Methods: Eighteen patients with thoracolumbar burst type fractures (<3 weeks) who underwent indirect posterior spinal cord decompression was carried out from 2002 to 2006. Patients were monitored intraoperatively by SSEP, TcMEP, and SEMG. Findings that suggested worsening of spinal cord function were as follows: reduction in SSEP amplitude greater than 50% or increased latency time of 10%; and increased TcMEP of 100 V. Signs of improvement were 20% increase in SSEP amplitude and 20% decrease in TcMEP stimuli intensity. Four (22%) patients presented neurologic deficit. The mean American Spinal Injury Association (1993) score for motor function was 99+/-29 (range, 90-100). The mean American Spinal Injury Association (1993) score for sensory function was 111+/-32 (range, 107-112).
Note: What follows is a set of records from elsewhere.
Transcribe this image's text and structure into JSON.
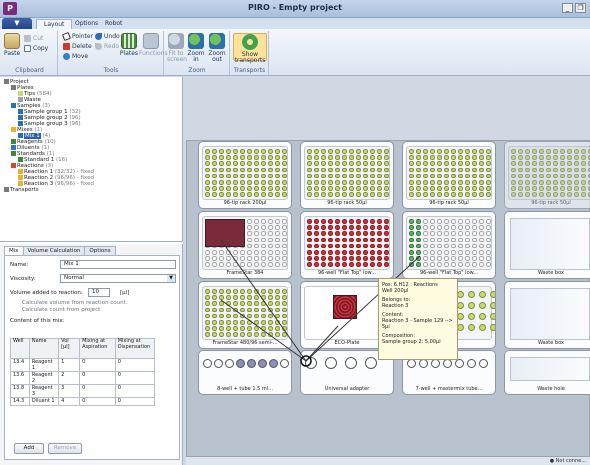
{
  "app": {
    "logo": "P",
    "title": "PIRO - Empty project"
  },
  "window": {
    "minimize": "_",
    "restore": "❐"
  },
  "ribbon_tabs": [
    "Layout",
    "Options",
    "Robot"
  ],
  "ribbon": {
    "clipboard": {
      "paste": "Paste",
      "cut": "Cut",
      "copy": "Copy",
      "label": "Clipboard"
    },
    "tools": {
      "pointer": "Pointer",
      "undo": "Undo",
      "delete": "Delete",
      "redo": "Redo",
      "move": "Move",
      "plates": "Plates",
      "functions": "Functions",
      "label": "Tools"
    },
    "zoom": {
      "fit": "Fit to screen",
      "zoom_in": "Zoom in",
      "zoom_out": "Zoom out",
      "label": "Zoom"
    },
    "transports": {
      "show": "Show transports",
      "label": "Transports"
    }
  },
  "tree": [
    {
      "text": "Project",
      "level": 0
    },
    {
      "text": "Plates",
      "level": 1
    },
    {
      "text": "Tips",
      "count": "(584)",
      "level": 2
    },
    {
      "text": "Waste",
      "level": 2
    },
    {
      "text": "Samples",
      "count": "(3)",
      "level": 1
    },
    {
      "text": "Sample group 1",
      "count": "(32)",
      "level": 2
    },
    {
      "text": "Sample group 2",
      "count": "(96)",
      "level": 2
    },
    {
      "text": "Sample group 3",
      "count": "(96)",
      "level": 2
    },
    {
      "text": "Mixes",
      "count": "(1)",
      "level": 1
    },
    {
      "text": "Mix 1",
      "count": "(4)",
      "level": 2,
      "selected": true
    },
    {
      "text": "Reagents",
      "count": "(10)",
      "level": 1
    },
    {
      "text": "Diluents",
      "count": "(1)",
      "level": 1
    },
    {
      "text": "Standards",
      "count": "(1)",
      "level": 1
    },
    {
      "text": "Standard 1",
      "count": "(16)",
      "level": 2
    },
    {
      "text": "Reactions",
      "count": "(3)",
      "level": 1
    },
    {
      "text": "Reaction 1",
      "count": "(32/32) - fixed",
      "level": 2
    },
    {
      "text": "Reaction 2",
      "count": "(96/96) - fixed",
      "level": 2
    },
    {
      "text": "Reaction 3",
      "count": "(96/96) - fixed",
      "level": 2
    },
    {
      "text": "Transports",
      "level": 0
    }
  ],
  "mix_tabs": [
    "Mix",
    "Volume Calculation",
    "Options"
  ],
  "mix": {
    "name_label": "Name:",
    "name_value": "Mix 1",
    "viscosity_label": "Viscosity:",
    "viscosity_value": "Normal",
    "volume_label": "Volume added to reaction:",
    "volume_value": "10",
    "volume_unit": "[µl]",
    "hint_line1": "Calculate volume from reaction count.",
    "hint_line2": "Calculate count from project",
    "content_label": "Content of this mix:",
    "columns": [
      "Well",
      "Name",
      "Vol [µl]",
      "Mixing at Aspiration",
      "Mixing at Dispensation"
    ],
    "rows": [
      [
        "13.4",
        "Reagent 1",
        "1",
        "0",
        "0"
      ],
      [
        "13.6",
        "Reagent 2",
        "2",
        "0",
        "0"
      ],
      [
        "13.8",
        "Reagent 3",
        "3",
        "0",
        "0"
      ],
      [
        "14.3",
        "Diluent 1",
        "4",
        "0",
        "0"
      ]
    ],
    "add": "Add",
    "remove": "Remove"
  },
  "deck": {
    "slots": {
      "r0c0": "96-tip rack 200µl",
      "r0c1": "96-tip rack 50µl",
      "r0c2": "96-tip rack 50µl",
      "r0c3": "96-tip rack 50µl",
      "r1c0": "FrameStar 384",
      "r1c1": "96-well \"Flat Top\" low...",
      "r1c2": "96-well \"Flat Top\" low...",
      "r1c3": "Waste box",
      "r2c0": "FrameStar 480/96 semi-...",
      "r2c1": "ECO-Plate",
      "r2c2": "tubes",
      "r2c3": "Waste box",
      "r3c0": "8-well + tube 1.5 ml...",
      "r3c1": "Universal adapter",
      "r3c2": "7-well + mastermix tube...",
      "r3c3": "Waste hole"
    }
  },
  "tooltip": {
    "pos": "Pos: 6.H12 : Reactions",
    "well": "Well 200µl",
    "belongs_label": "Belongs to:",
    "belongs_value": "Reaction 3",
    "content_label": "Content:",
    "content_value": "Reaction 3 - Sample 129 --> 5µl",
    "composition_label": "Composition:",
    "composition_value": "Sample group 2: 5,00µl"
  },
  "status": {
    "text": "Not conne..."
  },
  "colors": {
    "tips": "#c9d96a",
    "plate_red": "#d12f3a",
    "plate_dark": "#7a2b3a",
    "green_well": "#5bb36b",
    "brand": "#7b2a7e"
  }
}
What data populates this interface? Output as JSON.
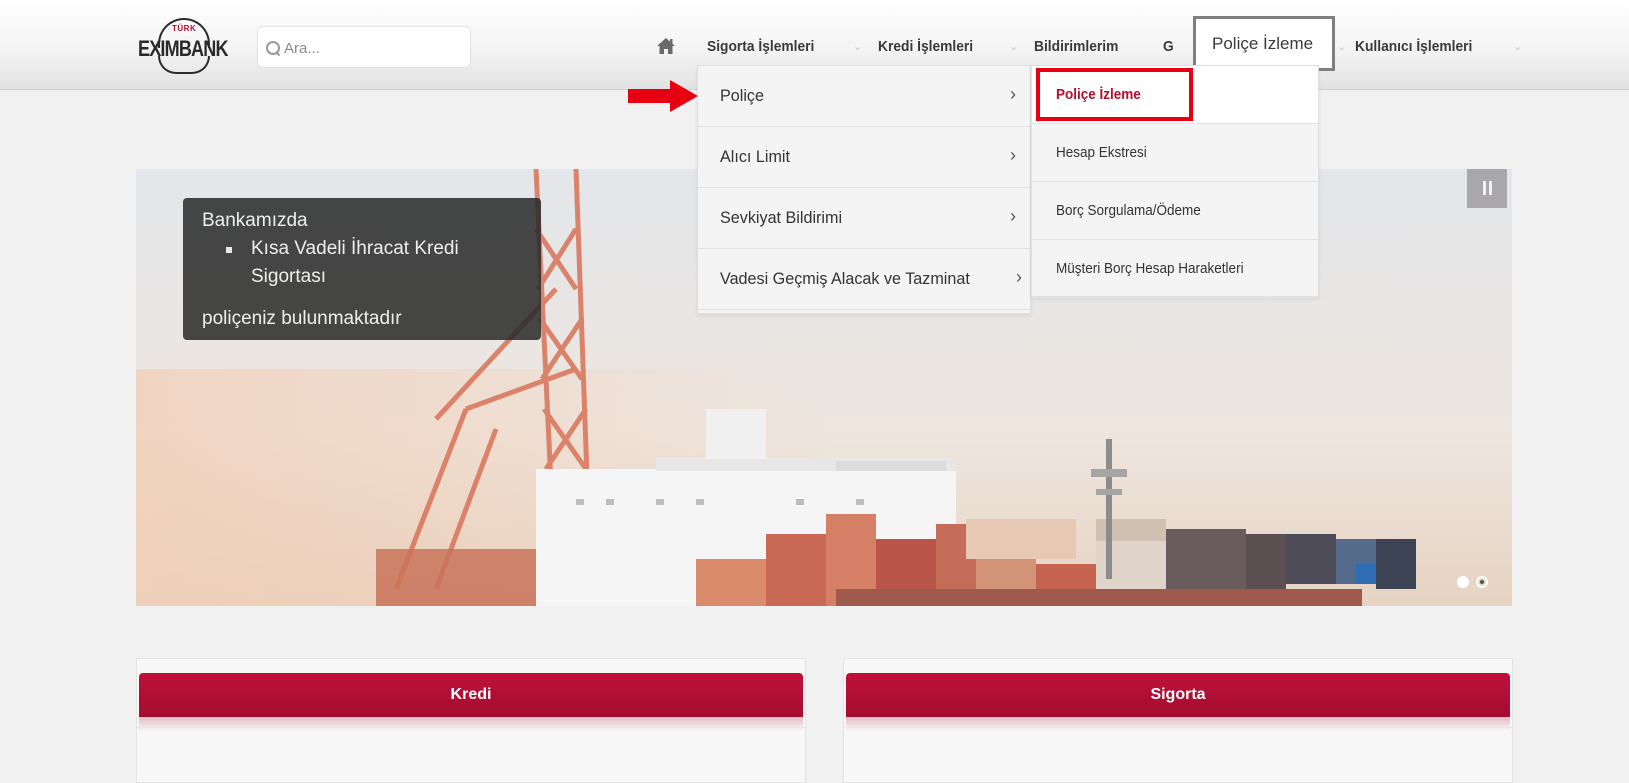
{
  "header": {
    "logo_small": "TÜRK",
    "logo_brand": "EXIMBANK",
    "search_placeholder": "Ara...",
    "nav": [
      {
        "label": "Sigorta İşlemleri"
      },
      {
        "label": "Kredi İşlemleri"
      },
      {
        "label": "Bildirimlerim"
      },
      {
        "label": "G"
      },
      {
        "label": "Kullanıcı İşlemleri"
      }
    ],
    "annotation_label": "Poliçe İzleme"
  },
  "menu_level1": [
    {
      "label": "Poliçe",
      "chevron": "›"
    },
    {
      "label": "Alıcı Limit",
      "chevron": "›"
    },
    {
      "label": "Sevkiyat Bildirimi",
      "chevron": "›"
    },
    {
      "label": "Vadesi Geçmiş Alacak ve Tazminat",
      "chevron": "›"
    }
  ],
  "menu_level2": [
    {
      "label": "Poliçe İzleme",
      "active": true
    },
    {
      "label": "Hesap Ekstresi"
    },
    {
      "label": "Borç Sorgulama/Ödeme"
    },
    {
      "label": "Müşteri Borç Hesap Haraketleri"
    }
  ],
  "hero": {
    "caption_line1": "Bankamızda",
    "caption_bullet_line1": "Kısa Vadeli İhracat Kredi",
    "caption_bullet_line2": "Sigortası",
    "caption_line2": "poliçeniz bulunmaktadır",
    "slide_count": 2,
    "active_slide": 1
  },
  "cards": [
    {
      "title": "Kredi"
    },
    {
      "title": "Sigorta"
    }
  ],
  "colors": {
    "brand_red": "#b0102e",
    "annotation_red": "#e60012",
    "annotation_gray": "#7f7f7f"
  }
}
Results: There were no significant changes in the spinal cord function during the surgical procedure, although a decrease in the mean latency could be observed after spinal cord decompression (43.21x40.86; P<0.01). Two screws triggered SEMG responses and were replaced. All cases were true negatives.

Conclusion: No significant changes in spinal cord function (to better or worse) were found in the current series after indirect spinal cord decompression through a posterior approach in patients with mild or no neurologic deficits. Further studies with larger series of patients presenting severe neurologic deficits are necessary to better establish these findings.